Up until recently, I couldn't see much of a difference between Python and Ruby (most of the points above apply equally well to Ruby). But there's been a development that tips Python over the edge for scientists who program.

Finally, we have a single powerful numerics library in the form of numpy. Numerical libraries is perhaps the single reason that Fortran is still popular amongst old-school scientists. In Fortran, creating vectors and arrays is easy, and there are great libraries for them.

Any language that wants to earn the loyalty of working scientists must have a powerful numerics library. Not only that, for portability and prosperity, the library must be standardized across the board, be fast, reliable, and integrated within the core of the language.

Before numpy, Python was hobbled by the fact that there were 2 or 3 competing numerics library (numarray and numerics). This was a bad situation to be in. Something as fundamental as a numerics library better be standard or you will find it exceedingly difficult to share code. But now Travis Oliphant has done the Herculean task of merging these two libraries into one slick package that is fast becoming a standard.

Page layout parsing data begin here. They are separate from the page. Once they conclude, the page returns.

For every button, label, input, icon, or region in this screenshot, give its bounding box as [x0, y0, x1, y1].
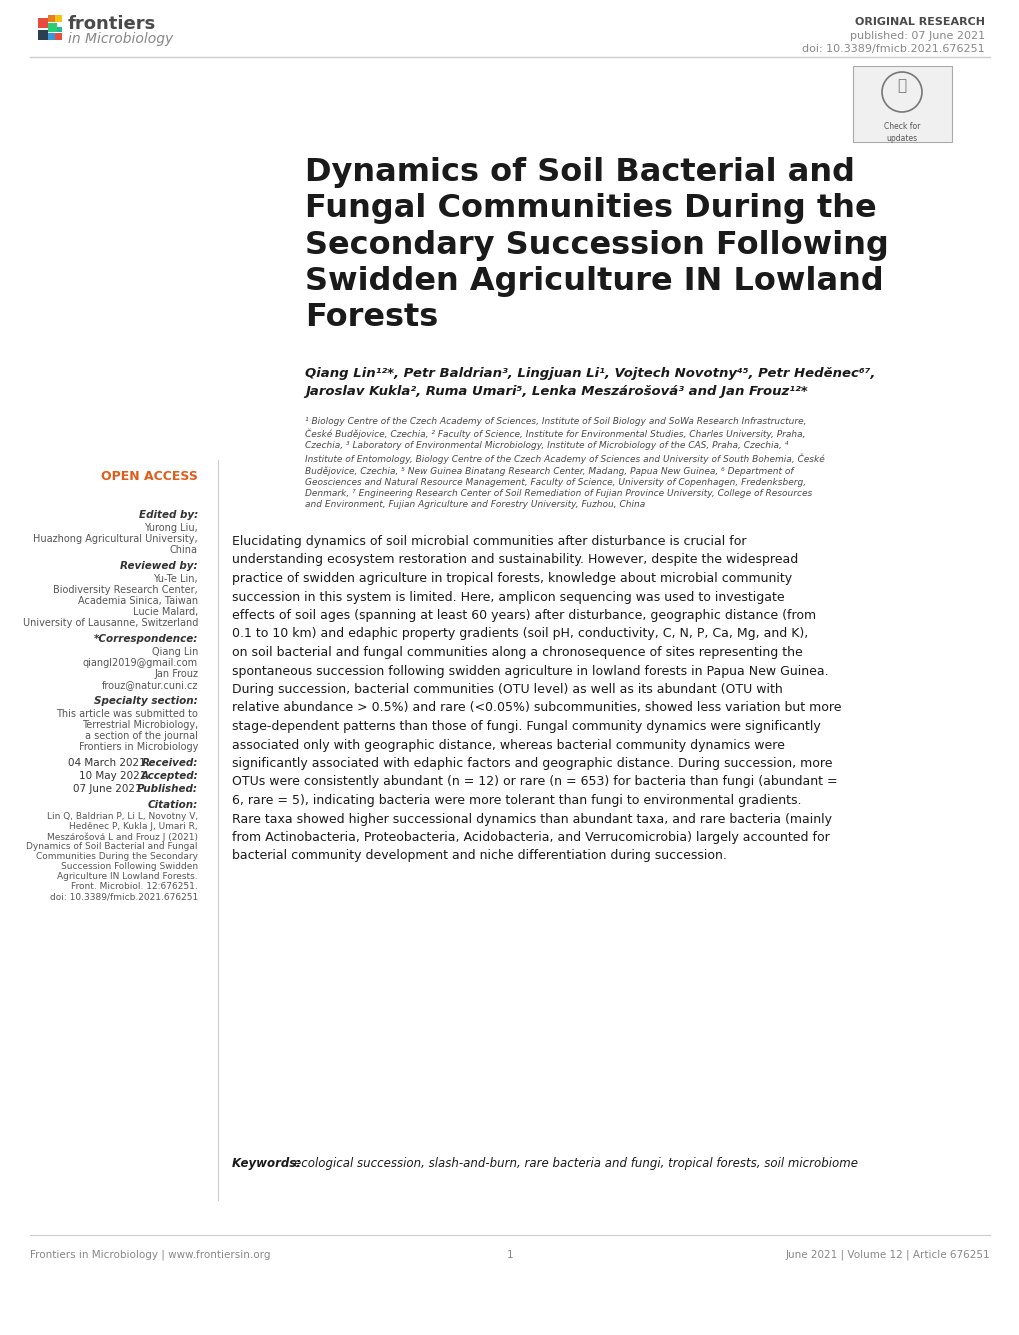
- Text: a section of the journal: a section of the journal: [85, 732, 198, 741]
- Text: Accepted:: Accepted:: [141, 772, 198, 781]
- Text: Yu-Te Lin,: Yu-Te Lin,: [153, 574, 198, 583]
- Text: ecological succession, slash-and-burn, rare bacteria and fungi, tropical forests: ecological succession, slash-and-burn, r…: [293, 1157, 857, 1169]
- Text: doi: 10.3389/fmicb.2021.676251: doi: 10.3389/fmicb.2021.676251: [50, 892, 198, 901]
- Text: Yurong Liu,: Yurong Liu,: [144, 523, 198, 533]
- Text: Specialty section:: Specialty section:: [94, 696, 198, 706]
- Text: 10 May 2021: 10 May 2021: [78, 772, 146, 781]
- Bar: [48, 15, 55, 21]
- Text: Qiang Lin¹²*, Petr Baldrian³, Lingjuan Li¹, Vojtech Novotny⁴⁵, Petr Heděnec⁶⁷,
J: Qiang Lin¹²*, Petr Baldrian³, Lingjuan L…: [305, 367, 874, 398]
- Text: Heděnec P, Kukla J, Umari R,: Heděnec P, Kukla J, Umari R,: [69, 822, 198, 830]
- Text: Keywords:: Keywords:: [231, 1157, 305, 1169]
- Text: Agriculture IN Lowland Forests.: Agriculture IN Lowland Forests.: [57, 872, 198, 881]
- Text: frouz@natur.cuni.cz: frouz@natur.cuni.cz: [102, 680, 198, 690]
- Bar: [57, 27, 62, 32]
- Text: Dynamics of Soil Bacterial and Fungal: Dynamics of Soil Bacterial and Fungal: [26, 842, 198, 850]
- Text: Academia Sinica, Taiwan: Academia Sinica, Taiwan: [77, 595, 198, 606]
- Text: ORIGINAL RESEARCH: ORIGINAL RESEARCH: [854, 17, 984, 27]
- Text: qiangl2019@gmail.com: qiangl2019@gmail.com: [83, 658, 198, 668]
- Text: OPEN ACCESS: OPEN ACCESS: [101, 470, 198, 483]
- Text: Citation:: Citation:: [148, 800, 198, 810]
- Text: Lucie Malard,: Lucie Malard,: [132, 607, 198, 617]
- Text: frontiers: frontiers: [68, 15, 156, 33]
- Text: Published:: Published:: [137, 784, 198, 794]
- Text: Succession Following Swidden: Succession Following Swidden: [61, 862, 198, 870]
- Text: June 2021 | Volume 12 | Article 676251: June 2021 | Volume 12 | Article 676251: [785, 1250, 989, 1260]
- Text: published: 07 June 2021: published: 07 June 2021: [849, 31, 984, 41]
- Bar: [38, 17, 48, 28]
- Bar: [38, 29, 48, 40]
- Text: Edited by:: Edited by:: [139, 510, 198, 521]
- Text: doi: 10.3389/fmicb.2021.676251: doi: 10.3389/fmicb.2021.676251: [802, 44, 984, 53]
- Text: Biodiversity Research Center,: Biodiversity Research Center,: [53, 585, 198, 595]
- Text: 1: 1: [506, 1250, 513, 1260]
- Bar: [55, 15, 62, 21]
- Text: University of Lausanne, Switzerland: University of Lausanne, Switzerland: [22, 618, 198, 627]
- Text: Terrestrial Microbiology,: Terrestrial Microbiology,: [82, 720, 198, 730]
- Text: ¹ Biology Centre of the Czech Academy of Sciences, Institute of Soil Biology and: ¹ Biology Centre of the Czech Academy of…: [305, 417, 824, 509]
- Bar: [48, 33, 55, 40]
- Text: This article was submitted to: This article was submitted to: [56, 709, 198, 720]
- Bar: [48, 23, 57, 32]
- Bar: [55, 33, 62, 40]
- Text: Reviewed by:: Reviewed by:: [120, 561, 198, 571]
- Text: Communities During the Secondary: Communities During the Secondary: [36, 852, 198, 861]
- Text: Elucidating dynamics of soil microbial communities after disturbance is crucial : Elucidating dynamics of soil microbial c…: [231, 535, 841, 862]
- Text: Meszárošová L and Frouz J (2021): Meszárošová L and Frouz J (2021): [47, 832, 198, 841]
- Text: Jan Frouz: Jan Frouz: [154, 669, 198, 680]
- Text: Check for
updates: Check for updates: [882, 121, 919, 143]
- Text: Frontiers in Microbiology: Frontiers in Microbiology: [78, 742, 198, 752]
- Text: in Microbiology: in Microbiology: [68, 32, 173, 45]
- Text: Dynamics of Soil Bacterial and
Fungal Communities During the
Secondary Successio: Dynamics of Soil Bacterial and Fungal Co…: [305, 158, 888, 334]
- Text: 07 June 2021: 07 June 2021: [73, 784, 142, 794]
- Text: Frontiers in Microbiology | www.frontiersin.org: Frontiers in Microbiology | www.frontier…: [30, 1250, 270, 1260]
- Text: China: China: [170, 545, 198, 555]
- FancyBboxPatch shape: [852, 65, 951, 142]
- Text: 🔒: 🔒: [897, 77, 906, 93]
- Text: Lin Q, Baldrian P, Li L, Novotny V,: Lin Q, Baldrian P, Li L, Novotny V,: [47, 812, 198, 821]
- Text: Received:: Received:: [142, 758, 198, 768]
- Text: Front. Microbiol. 12:676251.: Front. Microbiol. 12:676251.: [71, 882, 198, 890]
- Text: Huazhong Agricultural University,: Huazhong Agricultural University,: [34, 534, 198, 543]
- Text: Qiang Lin: Qiang Lin: [152, 647, 198, 657]
- Text: 04 March 2021: 04 March 2021: [68, 758, 146, 768]
- Text: *Correspondence:: *Correspondence:: [94, 634, 198, 643]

So much so, I won't be surprised if numpy makes it into the Python standard library.

And to add the icing on the cake, matplotlib has emerged as a robust graphing library that sits on top of numpy. Graphing is an essential tool in the scientists tool-kit. And there's a rich collection of pluagable python scientific libraries.

As it stands, it's easy to download the one authoritative numerics library that gives you arrays and vectors in Python. This library will let you do essential statistics that every working scientist needs. Like the ex-girlfriend that you keep coming back to but know you shouldn't, you can finally kiss Fortran goodbye.

Take home message

Python is a compact and scrupulously clean language that lets you do dirty scripting, write in different programming styles, and includes a powerful standard math library, with graphing. It is God's gift to scientists who program but who don't want to spend their time learning how to optimize the processing chip or sink too deep into computer science.